It’s easy to blame salespeople when a product isn’t meeting expectations. You’re convinced of your product’s superiority, but somehow competitors are winning too many deals. Though some salespeople may not be up to the task, it’s more likely that either you’re targeting the wrong market segments or your product is too complex to explain and consume.
My general manager correctly observed a multi-billion dollar market for data-intensive, high-performance computing and instructed our sales team to aggressively pursue. Engineering ran benchmarks to prove how fast we were and marketing did their thing. Qualified sales opportunities started coming in. Some of the deals were potentially huge: seven and eight figures.
As sales got deeper into these opportunities, data points started rolling in that customers were expecting proposals near or even below our cost. Everyone knew that portions of our market were lower margin, but expected that our competitive advantages would deliver value customers were willing to pay for. Wasn’t it much faster to setup our product versus that of our competitors? Wouldn’t these large-scale deployments benefit tremendously from our powerful management software?
Three of the largest market segments in data-intensive, high-performance computing were higher education, web, and enterprise. While the first two had tantalizingly large deployments, systemic factors such as cheap labor (graduate students) and internal software development cultures meant they demanded bare-bones systems. Each customer would deal with the operational and management issues in their own custom manner – ignoring some of our key product differentiation. This was not an issue of sales competency, but simply lack of demand for what we built.
The data-intensive, high-performance computing market was anything but monolithic. Each segment had its own requirements, while also sharing underlying similarities. It became clear that we had to focus on the segments, most notably enterprise, that valued the product we had built and could buy with margins reflecting our value to those customers.
Our product roadmap continued to focus on performance and ease of management. We increased density and demonstrated market-leading throughput for the applications that mattered to enterprise users. We expanded our management software portfolio so that enterprise users could quickly and reliably operate large computing environments across geographic locations. Our marketing and sales efforts focused on enterprise, where we built a rapidly growing, profitable business while declining to pursue opportunities with low or negative margin.
In another situation, our executive team was excited when we released a new set of configuration management capabilities. Our target users managed a broad set of configuration files and objects for every application they deployed. Many were looking for ways to define expected configuration state, periodically verify that state, and correct configurations where needed. A competitor had been winning deals partly because their configuration management capability was already available.
Marketing prepared collateral and trained the sales team on our latest release. Opportunities surfaced and we began live demonstrations for each customer.

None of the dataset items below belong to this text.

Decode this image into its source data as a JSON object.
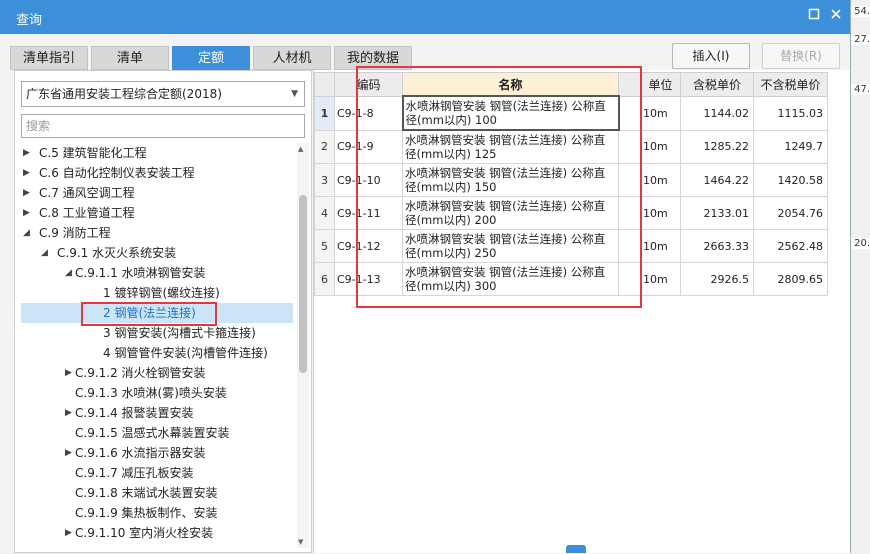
{
  "background_numbers": [
    "54.",
    "27.",
    "47.",
    "20."
  ],
  "window": {
    "title": "查询",
    "restore_icon": "restore-icon",
    "close_icon": "close-icon"
  },
  "tabs": [
    {
      "label": "清单指引"
    },
    {
      "label": "清单"
    },
    {
      "label": "定额",
      "active": true
    },
    {
      "label": "人材机"
    },
    {
      "label": "我的数据"
    }
  ],
  "buttons": {
    "insert": "插入(I)",
    "replace": "替换(R)"
  },
  "quota_select": {
    "value": "广东省通用安装工程综合定额(2018)"
  },
  "search": {
    "placeholder": "搜索"
  },
  "tree": [
    {
      "label": "C.5 建筑智能化工程",
      "level": 0,
      "toggle": "▶"
    },
    {
      "label": "C.6 自动化控制仪表安装工程",
      "level": 0,
      "toggle": "▶"
    },
    {
      "label": "C.7 通风空调工程",
      "level": 0,
      "toggle": "▶"
    },
    {
      "label": "C.8 工业管道工程",
      "level": 0,
      "toggle": "▶"
    },
    {
      "label": "C.9 消防工程",
      "level": 0,
      "toggle": "◢"
    },
    {
      "label": "C.9.1 水灭火系统安装",
      "level": 1,
      "toggle": "◢"
    },
    {
      "label": "C.9.1.1 水喷淋钢管安装",
      "level": 2,
      "toggle": "◢"
    },
    {
      "label": "1 镀锌钢管(螺纹连接)",
      "level": 3,
      "toggle": ""
    },
    {
      "label": "2 钢管(法兰连接)",
      "level": 3,
      "toggle": "",
      "selected": true
    },
    {
      "label": "3 钢管安装(沟槽式卡箍连接)",
      "level": 3,
      "toggle": ""
    },
    {
      "label": "4 钢管管件安装(沟槽管件连接)",
      "level": 3,
      "toggle": ""
    },
    {
      "label": "C.9.1.2 消火栓钢管安装",
      "level": 2,
      "toggle": "▶"
    },
    {
      "label": "C.9.1.3 水喷淋(雾)喷头安装",
      "level": 2,
      "toggle": ""
    },
    {
      "label": "C.9.1.4 报警装置安装",
      "level": 2,
      "toggle": "▶"
    },
    {
      "label": "C.9.1.5 温感式水幕装置安装",
      "level": 2,
      "toggle": ""
    },
    {
      "label": "C.9.1.6 水流指示器安装",
      "level": 2,
      "toggle": "▶"
    },
    {
      "label": "C.9.1.7 减压孔板安装",
      "level": 2,
      "toggle": ""
    },
    {
      "label": "C.9.1.8 末端试水装置安装",
      "level": 2,
      "toggle": ""
    },
    {
      "label": "C.9.1.9 集热板制作、安装",
      "level": 2,
      "toggle": ""
    },
    {
      "label": "C.9.1.10 室内消火栓安装",
      "level": 2,
      "toggle": "▶"
    }
  ],
  "grid": {
    "headers": [
      "",
      "编码",
      "名称",
      "单位",
      "含税单价",
      "不含税单价"
    ],
    "rows": [
      {
        "n": "1",
        "code": "C9-1-8",
        "name": "水喷淋钢管安装 钢管(法兰连接) 公称直径(mm以内) 100",
        "unit": "10m",
        "tax": "1144.02",
        "notax": "1115.03"
      },
      {
        "n": "2",
        "code": "C9-1-9",
        "name": "水喷淋钢管安装 钢管(法兰连接) 公称直径(mm以内) 125",
        "unit": "10m",
        "tax": "1285.22",
        "notax": "1249.7"
      },
      {
        "n": "3",
        "code": "C9-1-10",
        "name": "水喷淋钢管安装 钢管(法兰连接) 公称直径(mm以内) 150",
        "unit": "10m",
        "tax": "1464.22",
        "notax": "1420.58"
      },
      {
        "n": "4",
        "code": "C9-1-11",
        "name": "水喷淋钢管安装 钢管(法兰连接) 公称直径(mm以内) 200",
        "unit": "10m",
        "tax": "2133.01",
        "notax": "2054.76"
      },
      {
        "n": "5",
        "code": "C9-1-12",
        "name": "水喷淋钢管安装 钢管(法兰连接) 公称直径(mm以内) 250",
        "unit": "10m",
        "tax": "2663.33",
        "notax": "2562.48"
      },
      {
        "n": "6",
        "code": "C9-1-13",
        "name": "水喷淋钢管安装 钢管(法兰连接) 公称直径(mm以内) 300",
        "unit": "10m",
        "tax": "2926.5",
        "notax": "2809.65"
      }
    ]
  },
  "colors": {
    "accent": "#3c8fd9",
    "highlight": "#e0393e"
  }
}
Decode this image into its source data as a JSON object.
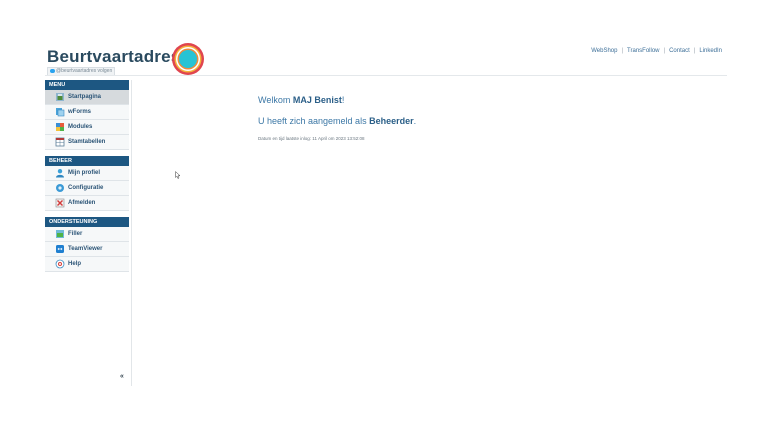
{
  "header": {
    "logo_text": "Beurtvaartadres",
    "twitter_follow": "@beurtvaartadres volgen",
    "links": [
      "WebShop",
      "TransFollow",
      "Contact",
      "LinkedIn"
    ]
  },
  "sidebar": {
    "sections": [
      {
        "title": "MENU",
        "items": [
          "Startpagina",
          "wForms",
          "Modules",
          "Stamtabellen"
        ]
      },
      {
        "title": "BEHEER",
        "items": [
          "Mijn profiel",
          "Configuratie",
          "Afmelden"
        ]
      },
      {
        "title": "ONDERSTEUNING",
        "items": [
          "Filler",
          "TeamViewer",
          "Help"
        ]
      }
    ],
    "active_item": "Startpagina",
    "collapse_label": "«"
  },
  "main": {
    "welcome_prefix": "Welkom ",
    "user_name": "MAJ Benist",
    "welcome_suffix": "!",
    "role_prefix": "U heeft zich aangemeld als ",
    "role_name": "Beheerder",
    "role_suffix": ".",
    "last_login": "Datum en tijd laatste inlog: 11 April om 2023 13:52:08"
  },
  "colors": {
    "brand_blue": "#1d5782",
    "link_blue": "#3d78a6",
    "logo_dark": "#2a4a5f",
    "target_red": "#e0454f",
    "target_cyan": "#27c3d4"
  }
}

Feedback from the customer demos started to expose a common issue: our configuration management worked well for text files common with Unix/Linux systems, but required custom work for each customer to fully support Windows-based applications.

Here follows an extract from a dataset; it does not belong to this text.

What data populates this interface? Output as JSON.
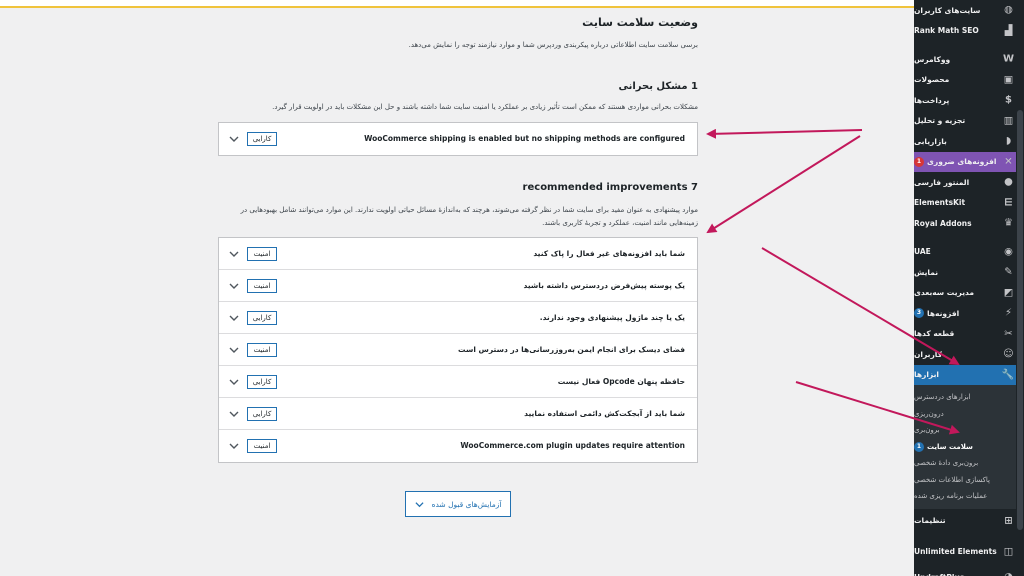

Sales teams are rightly expected to overcome certain product gaps by focusing customers on the product’s strengths and providing customers with consultation to satisfy their use cases with minimal effort. Our sales team was able to win deals when Windows configuration management was not a primary driver. They were even able to win certain Windows deals by offering customers capabilities beyond configuration management. But we contnued to lose deals that were heavily Windows focused. This also was not a sales faliure, but a product deficiency that made some customer use cases overly complex.
We knew our product had to get better in managing Windows application configurations, which was a top priority in the following product release. Rather than customers having to create scripts for each Windows object they worked with, we built native Windows object support into configuration management.
Look in the mirror
It’s too easy to blame sales for outcomes that are instead due to product and positioning gaps. While sales can underperform like any other function, it’s critical to brutally evaluate your product from customer and competitive perspectives and honestly identify weaknesses. The product manager has to answer a basic question: if my product is so good, why isn’t it selling?
One thought on “Blame the sales team”
Great story and result Mark. Glad to hear it all worked out in the end. Listen to the customer and implement what they want. That’s a recipe for success!